I taught three distinctly different types of pupil this week. One day I was a relief art teacher for 9-12 year olds, on another I taught part 3 of the Silent Movie Star Quilt, focusing on borders and edges and finally I spent a morning with Nursery children and I learned how to play "Sharks & Fishes".

This did not leave much time for quilting but I started on a terrific customer quilt featuring printed photos set into pale coloured batiks. The planning of three-quarter circles and lines took me ages and it has to be completed by Thursday at the latest as it is being taken abroad as a gift so I will be busy with that AND teaching in schools for the next few days.

I took my Featherweight machine into the house and pieced the Christmassy apple core blocks in between nagging about homework and ferrying children to extra-curricular activities. I am really pleased at how the "curvemaster" foot helped me to ease these tricky curved shapes together without using pins. The idea is to make each of my children a Christmas quilt well before next December using as much fabric from my existing stash as possible and a token piece of festive print every now and then. I think I will use a large tumbler block with some blue and green Asian prints and add in some small pieces of Christmas fabrics. I am now coveting the accuquilt 9" hexagon cutting die that is currently only available in the USA. The third quilt will feature Amy Butler, Valori Wells and some others that are not obviously Christmassy but have an overall festive effect.

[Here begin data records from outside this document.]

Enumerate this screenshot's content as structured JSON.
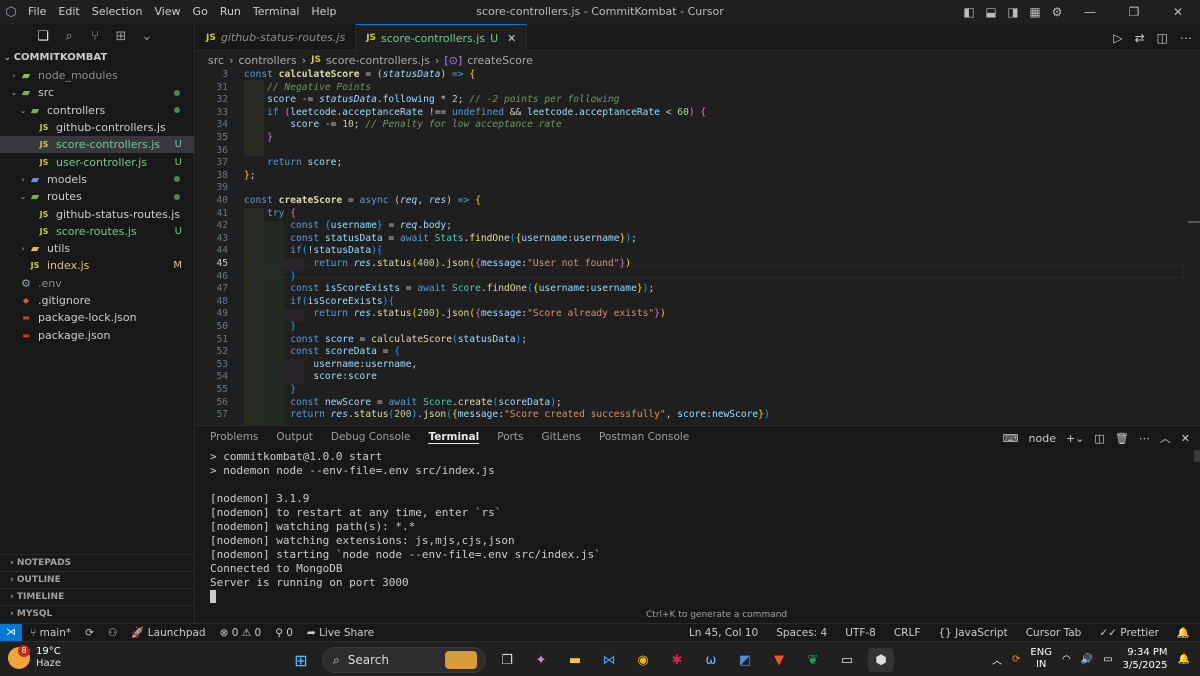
{
  "window": {
    "title": "score-controllers.js - CommitKombat - Cursor",
    "menu": [
      "File",
      "Edit",
      "Selection",
      "View",
      "Go",
      "Run",
      "Terminal",
      "Help"
    ]
  },
  "explorer": {
    "header": "COMMITKOMBAT",
    "items": [
      {
        "label": "node_modules",
        "indent": 1,
        "type": "folder",
        "chev": "›",
        "muted": true,
        "badge": "",
        "dot": false
      },
      {
        "label": "src",
        "indent": 1,
        "type": "folder",
        "chev": "⌄",
        "muted": false,
        "badge": "",
        "dot": true
      },
      {
        "label": "controllers",
        "indent": 2,
        "type": "folder",
        "chev": "⌄",
        "muted": false,
        "badge": "",
        "dot": true
      },
      {
        "label": "github-controllers.js",
        "indent": 3,
        "type": "js",
        "chev": "",
        "muted": false,
        "badge": "",
        "dot": false
      },
      {
        "label": "score-controllers.js",
        "indent": 3,
        "type": "js",
        "chev": "",
        "muted": false,
        "badge": "U",
        "dot": false,
        "selected": true
      },
      {
        "label": "user-controller.js",
        "indent": 3,
        "type": "js",
        "chev": "",
        "muted": false,
        "badge": "U",
        "dot": false
      },
      {
        "label": "models",
        "indent": 2,
        "type": "folder",
        "chev": "›",
        "muted": false,
        "badge": "",
        "dot": true
      },
      {
        "label": "routes",
        "indent": 2,
        "type": "folder",
        "chev": "⌄",
        "muted": false,
        "badge": "",
        "dot": true
      },
      {
        "label": "github-status-routes.js",
        "indent": 3,
        "type": "js",
        "chev": "",
        "muted": false,
        "badge": "",
        "dot": false
      },
      {
        "label": "score-routes.js",
        "indent": 3,
        "type": "js",
        "chev": "",
        "muted": false,
        "badge": "U",
        "dot": false
      },
      {
        "label": "utils",
        "indent": 2,
        "type": "folder",
        "chev": "›",
        "muted": false,
        "badge": "",
        "dot": false
      },
      {
        "label": "index.js",
        "indent": 2,
        "type": "js",
        "chev": "",
        "muted": false,
        "badge": "M",
        "dot": false
      },
      {
        "label": ".env",
        "indent": 1,
        "type": "gear",
        "chev": "",
        "muted": true,
        "badge": "",
        "dot": false
      },
      {
        "label": ".gitignore",
        "indent": 1,
        "type": "git",
        "chev": "",
        "muted": false,
        "badge": "",
        "dot": false
      },
      {
        "label": "package-lock.json",
        "indent": 1,
        "type": "npm",
        "chev": "",
        "muted": false,
        "badge": "",
        "dot": false
      },
      {
        "label": "package.json",
        "indent": 1,
        "type": "npm",
        "chev": "",
        "muted": false,
        "badge": "",
        "dot": false
      }
    ],
    "sections": [
      "NOTEPADS",
      "OUTLINE",
      "TIMELINE",
      "MYSQL"
    ]
  },
  "tabs": [
    {
      "label": "github-status-routes.js",
      "active": false,
      "badge": "JS",
      "mod": ""
    },
    {
      "label": "score-controllers.js",
      "active": true,
      "badge": "JS",
      "mod": "U"
    }
  ],
  "breadcrumb": [
    "src",
    "controllers",
    "score-controllers.js",
    "createScore"
  ],
  "editor": {
    "line_numbers": [
      "3",
      "31",
      "32",
      "33",
      "34",
      "35",
      "36",
      "37",
      "38",
      "39",
      "40",
      "41",
      "42",
      "43",
      "44",
      "45",
      "46",
      "47",
      "48",
      "49",
      "50",
      "51",
      "52",
      "53",
      "54",
      "55",
      "56",
      "57"
    ],
    "current_line": "45"
  },
  "panel": {
    "tabs": [
      "Problems",
      "Output",
      "Debug Console",
      "Terminal",
      "Ports",
      "GitLens",
      "Postman Console"
    ],
    "active_tab": "Terminal",
    "shell": "node",
    "terminal_lines": [
      "> commitkombat@1.0.0 start",
      "> nodemon node --env-file=.env src/index.js",
      "",
      "[nodemon] 3.1.9",
      "[nodemon] to restart at any time, enter `rs`",
      "[nodemon] watching path(s): *.*",
      "[nodemon] watching extensions: js,mjs,cjs,json",
      "[nodemon] starting `node node --env-file=.env src/index.js`",
      "Connected to MongoDB",
      "Server is running on port 3000"
    ],
    "hint": "Ctrl+K to generate a command"
  },
  "statusbar": {
    "branch": "main*",
    "launchpad": "Launchpad",
    "errors": "0",
    "warnings": "0",
    "ports": "0",
    "liveshare": "Live Share",
    "position": "Ln 45, Col 10",
    "spaces": "Spaces: 4",
    "encoding": "UTF-8",
    "eol": "CRLF",
    "language": "JavaScript",
    "cursortab": "Cursor Tab",
    "prettier": "Prettier"
  },
  "taskbar": {
    "temp": "19°C",
    "weather": "Haze",
    "weather_badge": "8",
    "search": "Search",
    "lang": "ENG",
    "region": "IN",
    "time": "9:34 PM",
    "date": "3/5/2025"
  },
  "colors": {
    "accent": "#0078d4",
    "editor_bg": "#1f1f1f",
    "sidebar_bg": "#181818"
  }
}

I hope to finish the quilting of a Norse carving onto a piece of hideous copper lurex. I traced the design onto the cotton backing fabric so that I could see what I was doing. The quilt is technically being worked on the frame "upside down" – there will be lots of threads to trim later, possibly some paint to add and perhaps some embroidery stitches to hide any iffy bits. I hope to try silver tissue-lame again using this method and Mo has given me an offcut of pewter coloured satin. These metallic projects seem to have become an accidental mini series!